O Cheiro da Partida
Era tarde, e o sol poente lançava uma luz alaranjada que atravessava as cortinas finas do quarto, tingindo as paredes de um tom quente e melancólico. Luís arrumava a mochila com gestos desajeitados, como se cada peça de roupa jogada dentro dela carregasse o peso da decisão que martelava em seu peito. A mochila, nova, comprada especialmente para visitar Luiza, exalava um leve aroma de tecido fresco, misturando-se à agitação de uma mudança repentina. Era o cheiro do novo encontrando o impulso que o fazia querer fugir sem olhar para trás.
Pensou em ligar para Luiza, contar que havia decidido partir, mas a imagem de mais uma briga, de mais um confronto verbal, o fez hesitar. "Melhor assim", murmurou para si mesmo, tentando convencer-se de que o silêncio era a escolha certa. Abriu o guarda-roupa, e o aroma de roupa lavada o envolveu, trazendo uma onda de memórias que ele preferia evitar. Sentou-se na cama, tomado por uma tontura súbita, como se o peso das últimas semanas o tivesse atingido de uma só vez. "Se eu demorar mais, não vai fazer diferença", pensou. Luiza só chegaria depois das oito.
Mas o cheiro do guarda-roupa o traiu. De repente, ele estava de volta aos momentos com ela. Luiza, com aquele ar desafiador que o desarmava, aquele olhar que parecia enxergar através de suas inseguranças. Quantas vezes ele havia dito coisas que não deveria, movido pelo medo de não ser suficiente? Quantas vezes tentou manipulá-la, controlá-la, acusá-la, só para sentir que tinha algum poder sobre o que sentiam? E ela, com sua voz firme e olhar sincero, dizia que o amava, mas nunca caía em seus jogos. Luiza o forçava a encarar a vida sem máscaras, e isso era demais para Luís. O amor, tão cru e verdadeiro, o deixava vulnerável, exposto, com um medo que ele não sabia nomear.
Fechou os olhos, o celular pesado na mão. Pensou em mandar uma mensagem, provocar mais uma discussão, mas sabia que ela cortaria qualquer tentativa de drama com sua lógica afiada. Luiza era fria, precisa, um lago calmo que refletia tudo com clareza. Luís, por outro lado, queria o caos, o mar revolto, a paixão que doía e consumia. Eles nunca haviam se encontrado de verdade, mesmo agora, na primeira vez que dividiam um quarto.
Luiza morava a 400 quilômetros de Luís, uma distância que já parecia um abismo antes mesmo de se conhecerem. Quando decidiram que ele ficaria alguns dias, ele insistiu em levá-la a restaurantes caros, falando sobre economia, política e planos para o futuro, como se pudesse impressioná-la com sua seriedade. Ela ria, um riso que parecia debochar da superficialidade dele, e tentava puxá-lo para conversas mais profundas — sobre a vida, as dores, os amores passados, a arte.
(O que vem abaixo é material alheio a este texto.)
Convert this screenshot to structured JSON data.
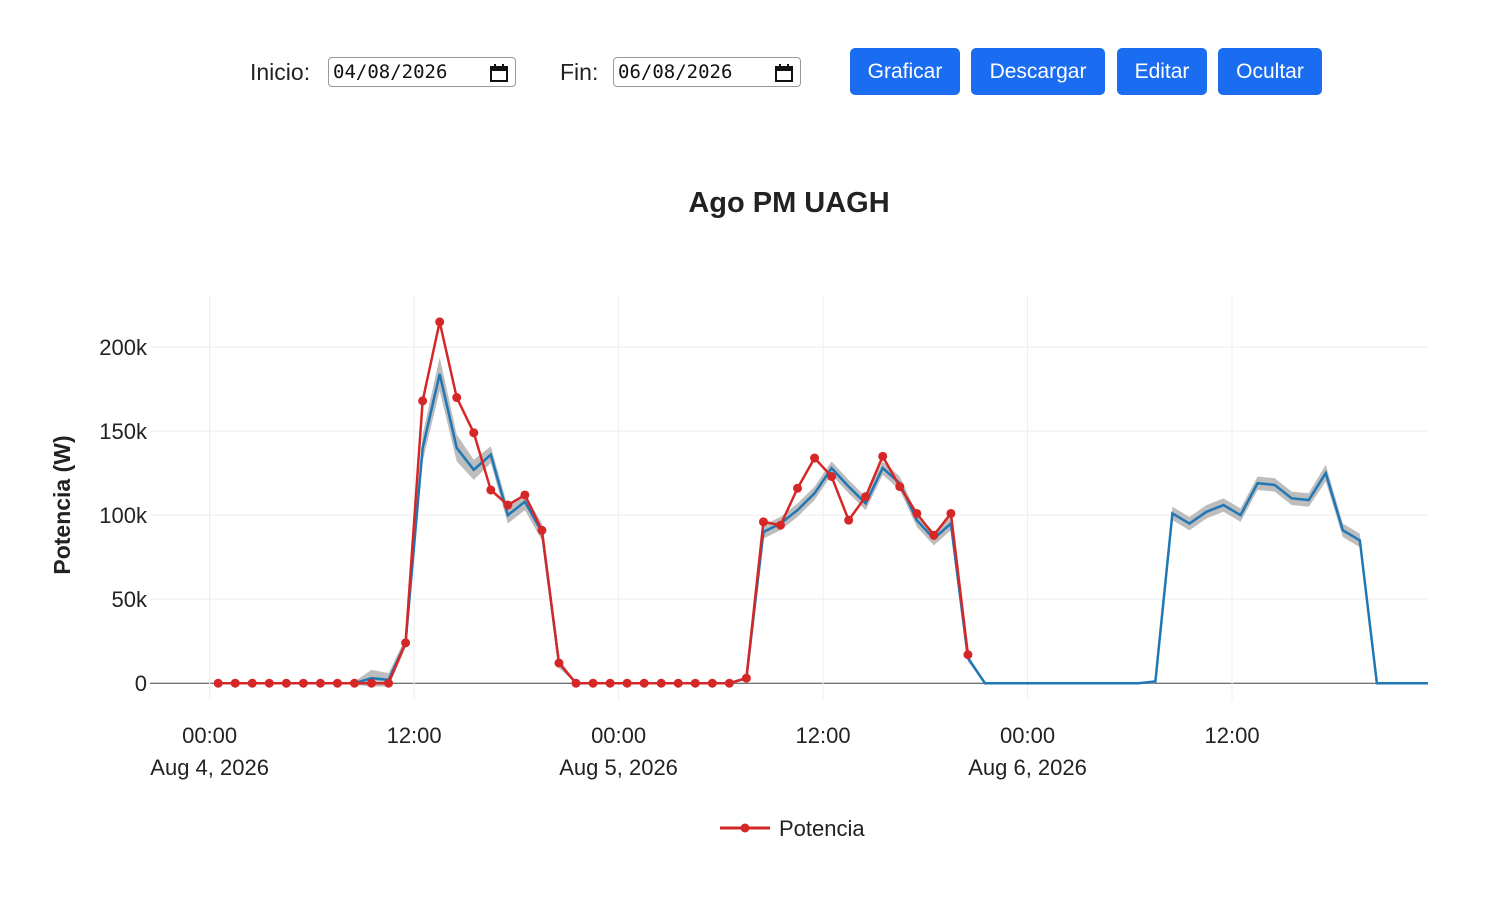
{
  "controls": {
    "start_label": "Inicio:",
    "start_value": "04/08/2026",
    "end_label": "Fin:",
    "end_value": "06/08/2026",
    "buttons": [
      "Graficar",
      "Descargar",
      "Editar",
      "Ocultar"
    ]
  },
  "chart_data": {
    "type": "line",
    "title": "Ago PM UAGH",
    "y_label": "Potencia (W)",
    "grid": true,
    "legend": "bottom",
    "x": [
      "2026-08-04 00:30",
      "2026-08-04 01:30",
      "2026-08-04 02:30",
      "2026-08-04 03:30",
      "2026-08-04 04:30",
      "2026-08-04 05:30",
      "2026-08-04 06:30",
      "2026-08-04 07:30",
      "2026-08-04 08:30",
      "2026-08-04 09:30",
      "2026-08-04 10:30",
      "2026-08-04 11:30",
      "2026-08-04 12:30",
      "2026-08-04 13:30",
      "2026-08-04 14:30",
      "2026-08-04 15:30",
      "2026-08-04 16:30",
      "2026-08-04 17:30",
      "2026-08-04 18:30",
      "2026-08-04 19:30",
      "2026-08-04 20:30",
      "2026-08-04 21:30",
      "2026-08-04 22:30",
      "2026-08-04 23:30",
      "2026-08-05 00:30",
      "2026-08-05 01:30",
      "2026-08-05 02:30",
      "2026-08-05 03:30",
      "2026-08-05 04:30",
      "2026-08-05 05:30",
      "2026-08-05 06:30",
      "2026-08-05 07:30",
      "2026-08-05 08:30",
      "2026-08-05 09:30",
      "2026-08-05 10:30",
      "2026-08-05 11:30",
      "2026-08-05 12:30",
      "2026-08-05 13:30",
      "2026-08-05 14:30",
      "2026-08-05 15:30",
      "2026-08-05 16:30",
      "2026-08-05 17:30",
      "2026-08-05 18:30",
      "2026-08-05 19:30",
      "2026-08-05 20:30",
      "2026-08-05 21:30",
      "2026-08-05 22:30",
      "2026-08-05 23:30",
      "2026-08-06 00:30",
      "2026-08-06 01:30",
      "2026-08-06 02:30",
      "2026-08-06 03:30",
      "2026-08-06 04:30",
      "2026-08-06 05:30",
      "2026-08-06 06:30",
      "2026-08-06 07:30",
      "2026-08-06 08:30",
      "2026-08-06 09:30",
      "2026-08-06 10:30",
      "2026-08-06 11:30",
      "2026-08-06 12:30",
      "2026-08-06 13:30",
      "2026-08-06 14:30",
      "2026-08-06 15:30",
      "2026-08-06 16:30",
      "2026-08-06 17:30",
      "2026-08-06 18:30",
      "2026-08-06 19:30",
      "2026-08-06 20:30",
      "2026-08-06 21:30",
      "2026-08-06 22:30",
      "2026-08-06 23:30"
    ],
    "series": [
      {
        "color": "#1f77b4",
        "band_color": "#bdbdbd",
        "values": [
          0,
          0,
          0,
          0,
          0,
          0,
          0,
          0,
          0,
          3000,
          2000,
          24000,
          140000,
          184000,
          140000,
          127000,
          136000,
          100000,
          108000,
          90000,
          12000,
          0,
          0,
          0,
          0,
          0,
          0,
          0,
          0,
          0,
          0,
          3000,
          90000,
          95000,
          103000,
          113000,
          128000,
          117000,
          107000,
          128000,
          119000,
          97000,
          86000,
          95000,
          15000,
          0,
          0,
          0,
          0,
          0,
          0,
          0,
          0,
          0,
          0,
          1000,
          101000,
          95000,
          102000,
          106000,
          100000,
          119000,
          118000,
          110000,
          109000,
          125000,
          91000,
          85000,
          0,
          0,
          0,
          0
        ],
        "errors": [
          0,
          0,
          0,
          0,
          0,
          0,
          0,
          0,
          1000,
          5000,
          4000,
          3000,
          8000,
          10000,
          8000,
          6000,
          5000,
          5000,
          5000,
          5000,
          3000,
          0,
          0,
          0,
          0,
          0,
          0,
          0,
          0,
          0,
          0,
          1000,
          4000,
          4000,
          4000,
          4000,
          4000,
          4000,
          4000,
          4000,
          4000,
          4000,
          4000,
          4000,
          2000,
          0,
          0,
          0,
          0,
          0,
          0,
          0,
          0,
          0,
          0,
          1000,
          4000,
          4000,
          4000,
          4000,
          4000,
          4000,
          4000,
          4000,
          4000,
          5000,
          4000,
          4000,
          0,
          0,
          0,
          0
        ]
      },
      {
        "name": "Potencia",
        "color": "#d62728",
        "markers": true,
        "values": [
          0,
          0,
          0,
          0,
          0,
          0,
          0,
          0,
          0,
          0,
          0,
          24000,
          168000,
          215000,
          170000,
          149000,
          115000,
          106000,
          112000,
          91000,
          12000,
          0,
          0,
          0,
          0,
          0,
          0,
          0,
          0,
          0,
          0,
          3000,
          96000,
          94000,
          116000,
          134000,
          123000,
          97000,
          111000,
          135000,
          117000,
          101000,
          88000,
          101000,
          17000,
          null,
          null,
          null,
          null,
          null,
          null,
          null,
          null,
          null,
          null,
          null,
          null,
          null,
          null,
          null,
          null,
          null,
          null,
          null,
          null,
          null,
          null,
          null,
          null,
          null,
          null,
          null
        ]
      }
    ],
    "xlim": [
      "2026-08-03 20:30",
      "2026-08-06 23:30"
    ],
    "xticks": [
      {
        "value": "2026-08-04 00:00",
        "label": "00:00\nAug 4, 2026"
      },
      {
        "value": "2026-08-04 12:00",
        "label": "12:00"
      },
      {
        "value": "2026-08-05 00:00",
        "label": "00:00\nAug 5, 2026"
      },
      {
        "value": "2026-08-05 12:00",
        "label": "12:00"
      },
      {
        "value": "2026-08-06 00:00",
        "label": "00:00\nAug 6, 2026"
      },
      {
        "value": "2026-08-06 12:00",
        "label": "12:00"
      }
    ],
    "ylim": [
      -10000,
      231000
    ],
    "yticks": [
      0,
      {
        "value": 50000,
        "label": "50k"
      },
      {
        "value": 100000,
        "label": "100k"
      },
      {
        "value": 150000,
        "label": "150k"
      },
      {
        "value": 200000,
        "label": "200k"
      }
    ]
  }
}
Luís se esquivava, desafiava-a, falava de casamento e divórcio como quem joga uma isca. Certa vez, já irritada, ela o interrompeu: "Você pensa em casar comigo?" Ele empalideceu. Ela sorriu, maliciosa. "Porque estou há meia hora ouvindo você falar sobre isso." Ele tentou virar o jogo: "E você, pensa em casar comigo?" E ela, com um olhar que misturava sinceridade e provocação, respondeu: "Sim, se eu casasse, seria com você."
Luís abriu os olhos, puxado de volta ao presente pelo som distante de um carro na rua. Olhou o guarda-roupa, a mochila, o quarto que parecia vazio mesmo estando cheio. "Que horas são?", pensou, ansioso. Se fosse cedo, poderia encontrar alguns amigos, tomar uma cerveja, fingir que estava tudo bem. Levantou-se, fechou a mochila com pressa, sem deixar bilhete, mensagem ou qualquer sinal de que esteve ali. Entrou no carro, ligou o som — Bruno e Marrone ecoando no fundo — e partiu, a estrada se desenrolando à sua frente como uma promessa de liberdade. Talvez ele voltasse. Talvez ela ligasse, como fizera tantas vezes depois de suas brigas, trazendo-o de volta ao juízo. Talvez.
Luiza, enquanto isso, chegou em casa às oito e meia. Abriu a porta e sentiu o vazio antes mesmo de ver as evidências. Sua intuição, sempre afiada, já sabia. Caminhou até o guarda-roupa, abriu a porta e confirmou o que seu coração já havia entendido. Em um movimento fluido, pegou o celular, bloqueou o contato de Luís e foi para a cozinha. Enquanto preparava a janta, o cheiro de temperos preenchia o ar, apagando o aroma da mochila nova e a presença fugaz de alguém que nunca soube ficar.